A national survey may provide data that better represent the AsA subgroups in the USA. Increasing the sample size for each AsA subgroup will allow further diving into specific pairwise differences. Future studies may also evaluate how the AsA subgroups fare in different aspects of COVID-19 such as quarantine/isolation behaviors, vaccine booster administration, and use of vaccine waivers as differences may exist. In addition, developing a study cohort of AsA subgroups will allow longitudinal assessment of their unique experience over time. This paper highlights the need to disaggregate data among AsA subgroups when possible. Previous studies may have missed significant differences between the AsA subgroups by not disaggregating data and this can lead to inequitable treatment of AsAs. This data is essential to guide culturally appropriate discussions and focus our treatment appropriately.
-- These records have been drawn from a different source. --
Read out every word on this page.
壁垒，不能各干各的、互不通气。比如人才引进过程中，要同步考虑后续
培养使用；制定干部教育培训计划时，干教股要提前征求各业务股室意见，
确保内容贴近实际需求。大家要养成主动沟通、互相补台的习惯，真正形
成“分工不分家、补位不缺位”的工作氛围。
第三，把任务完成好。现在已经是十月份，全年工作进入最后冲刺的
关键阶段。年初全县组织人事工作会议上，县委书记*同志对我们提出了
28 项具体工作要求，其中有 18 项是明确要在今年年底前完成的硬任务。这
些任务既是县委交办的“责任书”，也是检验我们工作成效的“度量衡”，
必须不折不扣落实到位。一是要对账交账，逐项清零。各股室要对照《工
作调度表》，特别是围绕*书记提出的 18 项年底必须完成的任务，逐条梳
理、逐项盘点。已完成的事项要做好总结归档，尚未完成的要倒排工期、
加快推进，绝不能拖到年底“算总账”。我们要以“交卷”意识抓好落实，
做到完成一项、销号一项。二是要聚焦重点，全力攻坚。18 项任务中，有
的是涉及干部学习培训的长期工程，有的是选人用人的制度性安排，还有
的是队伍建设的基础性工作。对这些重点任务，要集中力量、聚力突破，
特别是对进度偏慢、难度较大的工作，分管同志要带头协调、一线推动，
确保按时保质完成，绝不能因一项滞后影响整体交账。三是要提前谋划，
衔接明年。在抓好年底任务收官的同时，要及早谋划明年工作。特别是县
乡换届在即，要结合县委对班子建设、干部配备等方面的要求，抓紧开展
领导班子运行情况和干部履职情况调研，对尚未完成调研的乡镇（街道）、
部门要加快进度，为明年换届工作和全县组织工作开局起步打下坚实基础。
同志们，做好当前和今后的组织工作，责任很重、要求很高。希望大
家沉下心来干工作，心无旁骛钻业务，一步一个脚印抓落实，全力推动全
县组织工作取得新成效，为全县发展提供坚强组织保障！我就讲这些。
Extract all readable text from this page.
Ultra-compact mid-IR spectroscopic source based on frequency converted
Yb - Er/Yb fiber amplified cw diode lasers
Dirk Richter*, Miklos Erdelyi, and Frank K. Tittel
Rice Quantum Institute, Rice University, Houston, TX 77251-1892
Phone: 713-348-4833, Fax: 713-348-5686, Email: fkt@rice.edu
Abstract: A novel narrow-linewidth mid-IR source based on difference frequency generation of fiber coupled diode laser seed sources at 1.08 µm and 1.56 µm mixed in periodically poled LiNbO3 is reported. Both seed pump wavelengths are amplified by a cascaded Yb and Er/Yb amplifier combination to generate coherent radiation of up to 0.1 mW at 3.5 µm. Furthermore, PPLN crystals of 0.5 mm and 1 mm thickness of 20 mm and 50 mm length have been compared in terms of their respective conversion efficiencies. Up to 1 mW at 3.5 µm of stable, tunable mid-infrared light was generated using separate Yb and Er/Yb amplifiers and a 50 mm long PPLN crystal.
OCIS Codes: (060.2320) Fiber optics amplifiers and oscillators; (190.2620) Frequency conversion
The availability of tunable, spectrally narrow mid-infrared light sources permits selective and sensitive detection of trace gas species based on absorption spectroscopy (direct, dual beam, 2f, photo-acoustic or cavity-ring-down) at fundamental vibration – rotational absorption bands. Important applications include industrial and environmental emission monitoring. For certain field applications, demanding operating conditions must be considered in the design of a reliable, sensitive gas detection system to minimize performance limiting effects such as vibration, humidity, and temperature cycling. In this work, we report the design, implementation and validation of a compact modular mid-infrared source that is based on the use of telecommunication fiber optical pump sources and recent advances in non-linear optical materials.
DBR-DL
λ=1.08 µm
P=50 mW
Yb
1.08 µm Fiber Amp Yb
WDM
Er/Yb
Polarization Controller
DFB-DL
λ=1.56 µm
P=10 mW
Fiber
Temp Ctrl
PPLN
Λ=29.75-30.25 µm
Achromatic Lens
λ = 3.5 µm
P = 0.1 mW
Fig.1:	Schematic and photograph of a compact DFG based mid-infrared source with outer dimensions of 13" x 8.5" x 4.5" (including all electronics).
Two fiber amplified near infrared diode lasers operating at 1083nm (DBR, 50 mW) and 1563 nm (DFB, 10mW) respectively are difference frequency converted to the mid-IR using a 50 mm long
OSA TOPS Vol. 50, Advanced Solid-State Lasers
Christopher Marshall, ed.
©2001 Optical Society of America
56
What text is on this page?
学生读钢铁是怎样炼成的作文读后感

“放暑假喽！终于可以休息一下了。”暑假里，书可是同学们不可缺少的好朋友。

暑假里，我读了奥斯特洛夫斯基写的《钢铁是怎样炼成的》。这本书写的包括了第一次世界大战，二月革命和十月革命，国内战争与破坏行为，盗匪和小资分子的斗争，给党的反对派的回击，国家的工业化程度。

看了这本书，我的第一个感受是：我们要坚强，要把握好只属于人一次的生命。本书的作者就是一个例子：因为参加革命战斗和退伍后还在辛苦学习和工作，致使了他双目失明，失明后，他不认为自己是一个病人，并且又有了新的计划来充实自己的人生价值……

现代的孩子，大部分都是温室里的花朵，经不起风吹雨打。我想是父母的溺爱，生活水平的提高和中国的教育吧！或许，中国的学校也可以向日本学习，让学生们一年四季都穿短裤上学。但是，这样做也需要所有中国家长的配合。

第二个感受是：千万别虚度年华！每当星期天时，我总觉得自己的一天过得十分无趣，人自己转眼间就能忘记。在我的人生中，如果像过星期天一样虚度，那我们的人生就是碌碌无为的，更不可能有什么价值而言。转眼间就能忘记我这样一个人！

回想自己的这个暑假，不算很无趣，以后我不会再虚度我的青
The COVID-19 pandemic differentially affected AsA subgroups in COVID-19 testing, vaccine uptake and engagement in risky behaviors. While aggregate data may suggest that AsAs have better outcomes compared to other racial and ethnic groups, findings on specific AsA subgroups demonstrate similarities to Hispanic and non-Hispanic Black populations, which are known to be disproportionally affected by the pandemic. Our study data provides evidence to support that each AsA subgroup is unique, from demographics to COVID-19 experience, and should be accounted for independently in future study and data consideration.